From executive producers Greg Berlanti and Andrew Kreisberg, the men behind the network’s hit Arrow, the new series is, in the words of DC Comics Chief Creative Officer Geoff Johns, who was also on the panel: “probably the most faithful DC Comics adaptation ever, as deep as we’re going to go and as many characters as we’re using, especially in the first nine episodes we’ve planned out pretty tightly.”
One of the more famous characters is referenced in the pilot episode, a nice Easter Egg to Flash fans, when, in a lab, an empty, damaged cage with the word “Grodd” is briefly seen, clearly a reference to Gorilla Grodd, a chief foe of The Flash. The producers went to great lengths to keep that scene in the script.
“Well, it’s funny,” said Kreisberg, “because obviously that Easter egg means the world to us. And all along the way, there are people who are less familiar with the mythology, who were like, well, we could save ten seconds if we cut that. And we’re like, nnnn, you can cut anything else.”
“We do find other ways to hint at it as we move forward,” added Berlanti, “and sooner rather than later.”
Among other villains featured, the pilot includes a criminal who appears to be Weather Wizard, though not by name, and today it was announced that Wentworth Miller (Prison Break) will be playing another famous Flash enemy, Captain Cold, in episode 4. Berlanti said that viewers will see the origin of Captain Cold (real name Leonard Snart) and the origin of the Rogues.
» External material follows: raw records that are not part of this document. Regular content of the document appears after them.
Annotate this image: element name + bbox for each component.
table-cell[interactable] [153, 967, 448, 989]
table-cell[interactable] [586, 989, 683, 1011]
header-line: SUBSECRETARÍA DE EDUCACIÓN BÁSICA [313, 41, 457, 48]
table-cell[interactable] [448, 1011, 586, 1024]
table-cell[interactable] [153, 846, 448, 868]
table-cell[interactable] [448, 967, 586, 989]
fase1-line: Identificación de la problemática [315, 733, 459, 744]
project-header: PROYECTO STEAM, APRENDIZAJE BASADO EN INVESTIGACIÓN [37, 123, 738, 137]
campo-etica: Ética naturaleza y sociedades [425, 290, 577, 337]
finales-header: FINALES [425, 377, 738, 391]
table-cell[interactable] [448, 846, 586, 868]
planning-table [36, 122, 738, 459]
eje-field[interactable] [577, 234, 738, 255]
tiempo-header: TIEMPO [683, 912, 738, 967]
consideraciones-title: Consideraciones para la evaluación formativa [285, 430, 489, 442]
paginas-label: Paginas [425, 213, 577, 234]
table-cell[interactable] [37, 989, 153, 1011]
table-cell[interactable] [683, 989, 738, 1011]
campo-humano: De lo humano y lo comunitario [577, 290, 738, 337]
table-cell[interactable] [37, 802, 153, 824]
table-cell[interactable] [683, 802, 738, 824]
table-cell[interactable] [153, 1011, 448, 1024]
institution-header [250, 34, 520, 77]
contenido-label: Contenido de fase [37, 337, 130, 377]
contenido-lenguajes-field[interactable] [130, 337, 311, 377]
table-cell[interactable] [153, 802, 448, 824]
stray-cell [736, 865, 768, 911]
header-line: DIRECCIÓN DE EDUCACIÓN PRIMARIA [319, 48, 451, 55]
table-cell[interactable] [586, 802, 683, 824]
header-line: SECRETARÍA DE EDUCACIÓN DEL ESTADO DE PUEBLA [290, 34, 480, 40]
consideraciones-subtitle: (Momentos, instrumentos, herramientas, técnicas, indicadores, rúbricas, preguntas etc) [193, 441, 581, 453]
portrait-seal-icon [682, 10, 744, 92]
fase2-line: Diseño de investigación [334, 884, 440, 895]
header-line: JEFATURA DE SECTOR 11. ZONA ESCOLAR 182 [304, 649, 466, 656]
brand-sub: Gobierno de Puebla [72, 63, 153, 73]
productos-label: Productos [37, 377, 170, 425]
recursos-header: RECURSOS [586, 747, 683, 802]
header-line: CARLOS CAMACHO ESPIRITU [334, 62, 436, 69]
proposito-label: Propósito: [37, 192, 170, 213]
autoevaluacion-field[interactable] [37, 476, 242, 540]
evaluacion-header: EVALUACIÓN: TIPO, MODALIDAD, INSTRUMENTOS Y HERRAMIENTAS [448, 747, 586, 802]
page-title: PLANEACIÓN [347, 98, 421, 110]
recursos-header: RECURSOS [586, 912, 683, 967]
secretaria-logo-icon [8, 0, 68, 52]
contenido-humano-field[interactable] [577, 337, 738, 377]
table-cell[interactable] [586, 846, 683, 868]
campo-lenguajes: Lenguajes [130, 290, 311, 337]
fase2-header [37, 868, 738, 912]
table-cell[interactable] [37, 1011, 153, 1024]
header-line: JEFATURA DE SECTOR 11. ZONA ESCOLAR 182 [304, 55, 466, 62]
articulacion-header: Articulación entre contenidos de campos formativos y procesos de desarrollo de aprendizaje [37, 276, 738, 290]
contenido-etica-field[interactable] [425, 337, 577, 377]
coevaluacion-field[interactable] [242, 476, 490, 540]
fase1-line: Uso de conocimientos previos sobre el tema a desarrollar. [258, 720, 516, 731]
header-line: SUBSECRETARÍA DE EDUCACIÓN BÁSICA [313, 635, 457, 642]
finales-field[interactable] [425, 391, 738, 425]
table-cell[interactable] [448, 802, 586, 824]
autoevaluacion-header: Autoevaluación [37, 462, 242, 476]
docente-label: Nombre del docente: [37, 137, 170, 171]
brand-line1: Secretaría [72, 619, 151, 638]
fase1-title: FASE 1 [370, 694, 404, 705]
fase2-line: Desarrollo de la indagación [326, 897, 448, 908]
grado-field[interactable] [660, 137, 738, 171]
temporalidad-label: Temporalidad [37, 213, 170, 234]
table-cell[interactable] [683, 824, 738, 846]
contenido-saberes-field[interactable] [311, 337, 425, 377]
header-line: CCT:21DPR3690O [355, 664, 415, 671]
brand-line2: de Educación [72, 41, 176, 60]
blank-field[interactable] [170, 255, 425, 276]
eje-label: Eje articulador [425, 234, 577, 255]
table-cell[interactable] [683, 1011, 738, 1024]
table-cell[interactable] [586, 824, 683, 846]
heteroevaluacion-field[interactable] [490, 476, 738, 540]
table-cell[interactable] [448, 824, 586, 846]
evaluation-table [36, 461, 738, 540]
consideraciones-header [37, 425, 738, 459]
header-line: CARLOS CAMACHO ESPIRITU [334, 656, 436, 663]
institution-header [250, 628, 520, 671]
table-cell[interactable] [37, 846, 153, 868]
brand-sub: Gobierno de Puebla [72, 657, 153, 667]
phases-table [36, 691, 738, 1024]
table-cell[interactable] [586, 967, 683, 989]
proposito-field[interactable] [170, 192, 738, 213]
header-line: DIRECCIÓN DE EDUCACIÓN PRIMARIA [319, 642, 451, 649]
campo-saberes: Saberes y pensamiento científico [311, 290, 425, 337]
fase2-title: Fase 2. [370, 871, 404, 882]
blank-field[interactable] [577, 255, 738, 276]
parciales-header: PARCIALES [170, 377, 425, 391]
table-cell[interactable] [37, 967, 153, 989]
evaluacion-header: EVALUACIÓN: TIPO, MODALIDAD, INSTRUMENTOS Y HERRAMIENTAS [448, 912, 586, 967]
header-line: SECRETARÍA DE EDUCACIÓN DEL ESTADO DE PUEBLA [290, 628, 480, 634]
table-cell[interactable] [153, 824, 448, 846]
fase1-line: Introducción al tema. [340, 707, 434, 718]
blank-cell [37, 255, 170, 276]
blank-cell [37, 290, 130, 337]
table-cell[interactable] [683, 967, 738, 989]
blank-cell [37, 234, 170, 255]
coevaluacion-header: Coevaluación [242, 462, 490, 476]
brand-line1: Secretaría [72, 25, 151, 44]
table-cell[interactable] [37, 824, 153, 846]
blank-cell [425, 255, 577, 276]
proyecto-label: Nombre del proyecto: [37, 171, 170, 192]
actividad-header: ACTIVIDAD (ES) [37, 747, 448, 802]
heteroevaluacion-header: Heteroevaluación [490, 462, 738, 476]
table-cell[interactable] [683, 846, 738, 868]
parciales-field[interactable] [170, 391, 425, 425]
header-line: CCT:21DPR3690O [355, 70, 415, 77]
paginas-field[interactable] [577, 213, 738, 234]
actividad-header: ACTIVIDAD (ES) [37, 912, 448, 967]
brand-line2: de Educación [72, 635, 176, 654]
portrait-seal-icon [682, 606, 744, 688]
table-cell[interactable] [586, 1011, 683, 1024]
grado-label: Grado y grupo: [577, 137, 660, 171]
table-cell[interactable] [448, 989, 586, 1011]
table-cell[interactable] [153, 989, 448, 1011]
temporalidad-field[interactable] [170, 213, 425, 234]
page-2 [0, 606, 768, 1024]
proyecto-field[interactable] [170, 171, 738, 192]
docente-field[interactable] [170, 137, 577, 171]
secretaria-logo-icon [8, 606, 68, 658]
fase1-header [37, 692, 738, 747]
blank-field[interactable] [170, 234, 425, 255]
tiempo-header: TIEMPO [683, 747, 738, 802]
The pilot episode features another notable, and familiar to CW viewers, character — Oliver Queen, the Arrow (Stephen Amell), makes a cameo, giving advice to Barry about his newfound powers. And it was announced today that Stephen’s cousin, Robbie Amell, will be on The Flash, playing Ronnie Raymond, one half of the hero Firestorm, “who keeps popping up on the screen every once in a while,” according to Kreisberg.
And what of our hero, The Flash, himself? According to Kreisberg, “Obviously Grant joined Arrow first, and it was a very conscious decision on our parts that we weren’t looking to do the same show twice and we weren’t looking for the same kind of hero that Stephen portrays. Stephen is sort of the more prototypical hero, and we wanted somebody who was more normal, who had greatness thrust upon him. And also … that spirit of hope and just somebody that you would just fall in love with. And I know people probably don’t believe this is true about Stephen having been the first person to read for Arrow, but Grant was literally the first person to read for Barry. And after that, it was sort of over.”